God, you already know what I'm carrying behind my 'I'm fine.' I don't have to perform for you. Meet me in the grief I haven't said out loud yet. Give me the courage of the Shunammite woman — to push through and bring the real thing to you. Amen.

Reflection

She said 'Everything is all right' while her son lay dead at home. There is something achingly familiar about that. How many times have you answered 'fine' to someone's 'how are you' when nothing was fine — when you were running on fumes, when the diagnosis had just come back, when the marriage was quietly crumbling, when the 3 AM thoughts wouldn't let you sleep? The Shunammite woman wasn't exactly lying. She was surviving. She was holding herself together long enough to get to the one person she believed could bear what she was actually carrying. What's striking is that no one in the story rebukes her for the answer she gave. She didn't collapse on the road. She didn't unravel to the servant who had no power to help. She saved her grief for the one who could actually meet it — and that took its own ferocious kind of faith. Not the tidy, everything-is-fine kind, but the white-knuckled, I-am-getting-to-God-if-it-kills-me kind. What pain have you been packaging up in polite answers? Maybe it's time to stop telling the servants you're fine and bring the real thing to the One who can actually do something with it.

Discussion Questions

1

Why do you think the Shunammite woman told Gehazi 'everything is all right' when it clearly wasn't — and what does that response reveal about her state of mind and the nature of her faith?

2

When you are in real pain, do you tend to open up easily or hold yourself together until you reach someone you genuinely trust?
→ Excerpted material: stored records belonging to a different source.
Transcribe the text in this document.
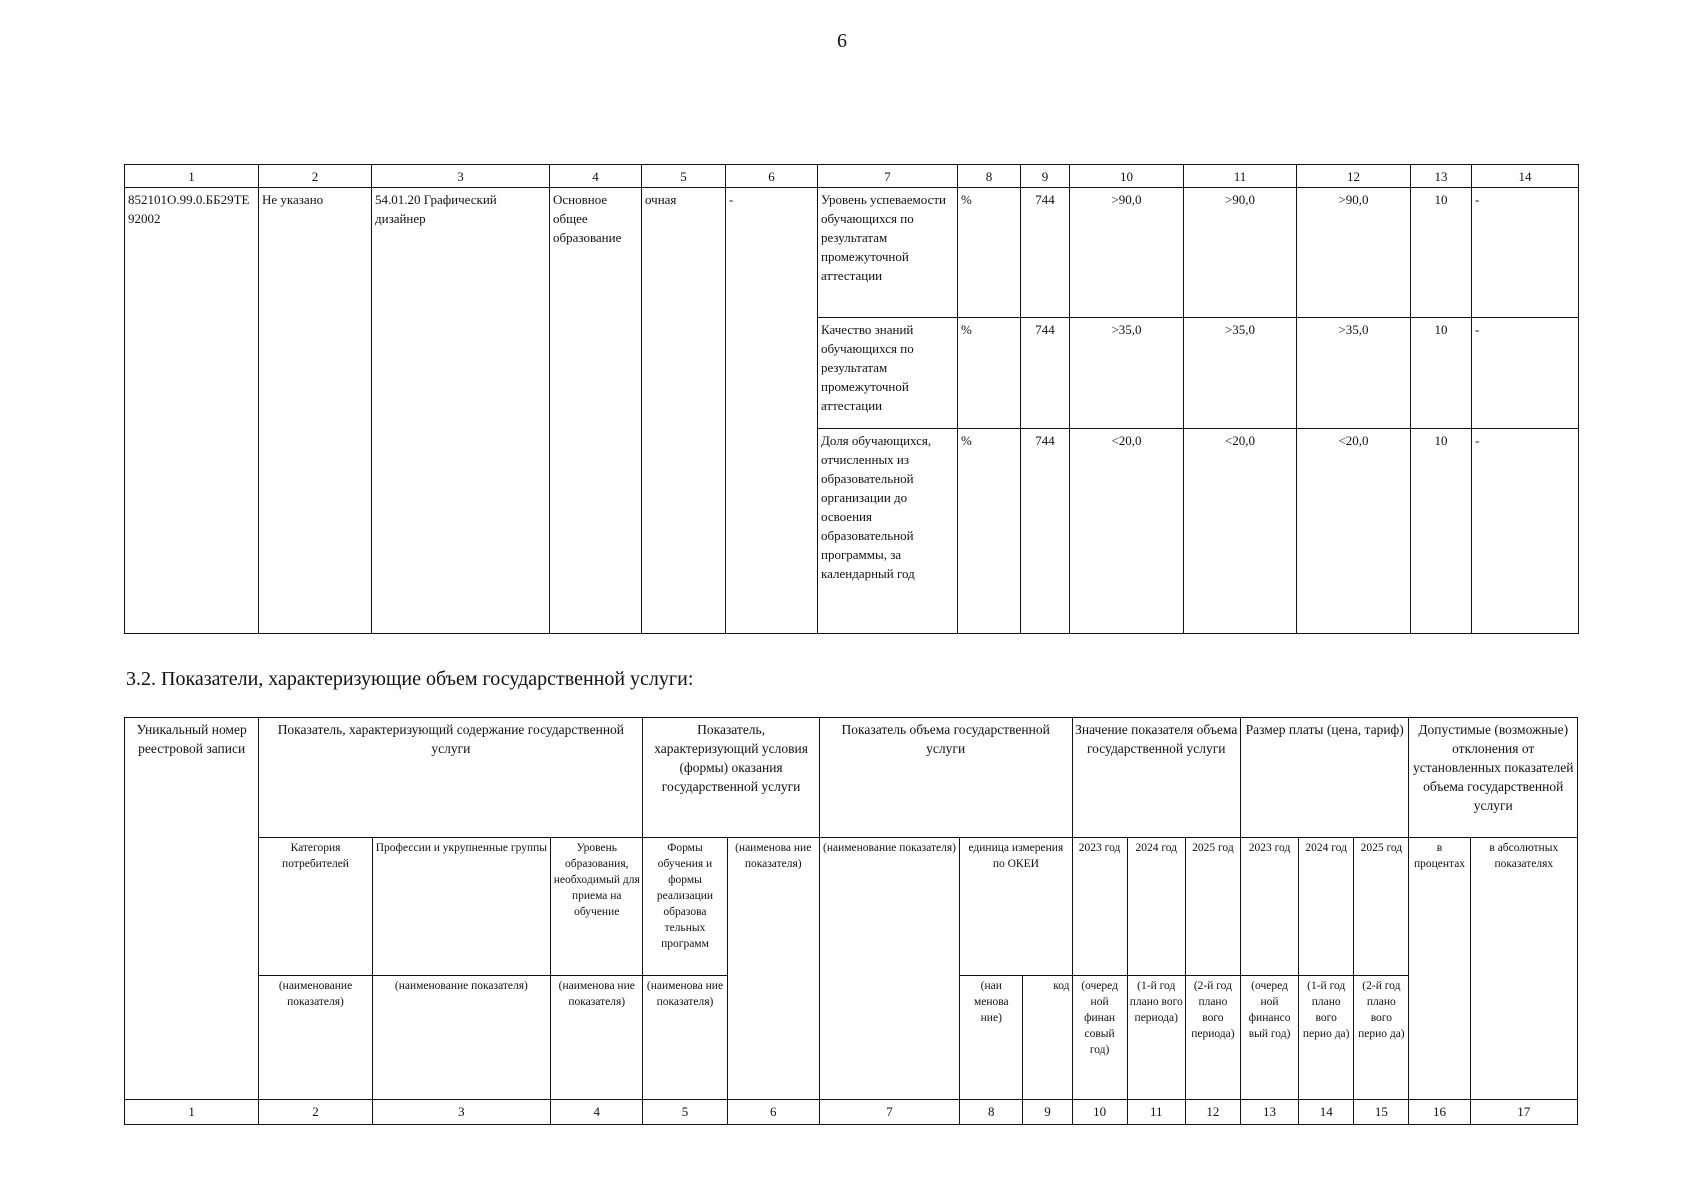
6
1	2	3	4	5	6	7	8	9	10	11	12	13	14
852101О.99.0.ББ29ТЕ92002	Не указано	54.01.20 Графический дизайнер	Основное общее образование	очная	-	Уровень успеваемости обучающихся по результатам промежуточной аттестации	%	744	>90,0	>90,0	>90,0	10	-
						Качество знаний обучающихся по результатам промежуточной аттестации	%	744	>35,0	>35,0	>35,0	10	-
						Доля обучающихся, отчисленных из образовательной организации до освоения образовательной программы, за календарный год	%	744	<20,0	<20,0	<20,0	10	-
3.2. Показатели, характеризующие объем государственной услуги:
Уникальный номер реестровой записи	Показатель, характеризующий содержание государственной услуги			Показатель, характеризующий условия (формы) оказания государственной услуги		Показатель объема государственной услуги			Значение показателя объема государственной услуги			Размер платы (цена, тариф)			Допустимые (возможные) отклонения от установленных показателей объема государственной услуги	
	Категория потребителей	Профессии и укрупненные группы	Уровень образования, необходимый для приема на обучение	Формы обучения и формы реализации образова тельных программ	(наименова ние показателя)	(наименование показателя)	единица измерения по ОКЕИ		2023 год	2024 год	2025 год	2023 год	2024 год	2025 год	в процентах	в абсолютных показателях
	(наименование показателя)	(наименование показателя)	(наименова ние показателя)	(наименова ние показателя)			(наи менова ние)	код	(очеред ной финан совый год)	(1-й год плано вого периода)	(2-й год плано вого периода)	(очеред ной финансо вый год)	(1-й год плано вого перио да)	(2-й год плано вого перио да)		
1	2	3	4	5	6	7	8	9	10	11	12	13	14	15	16	17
What has shaped that pattern in you?

3

Is there a meaningful difference between dishonesty and protecting your grief until you can bring it to the right person — or is that just a coping mechanism that keeps us isolated?

4

How does this story challenge the way you show up for people who say 'I'm fine' — what might you start listening for beneath that answer?

5

Is there something you have been saying 'I'm fine' about that you actually need to bring honestly to God — or to someone safe in your life — this week?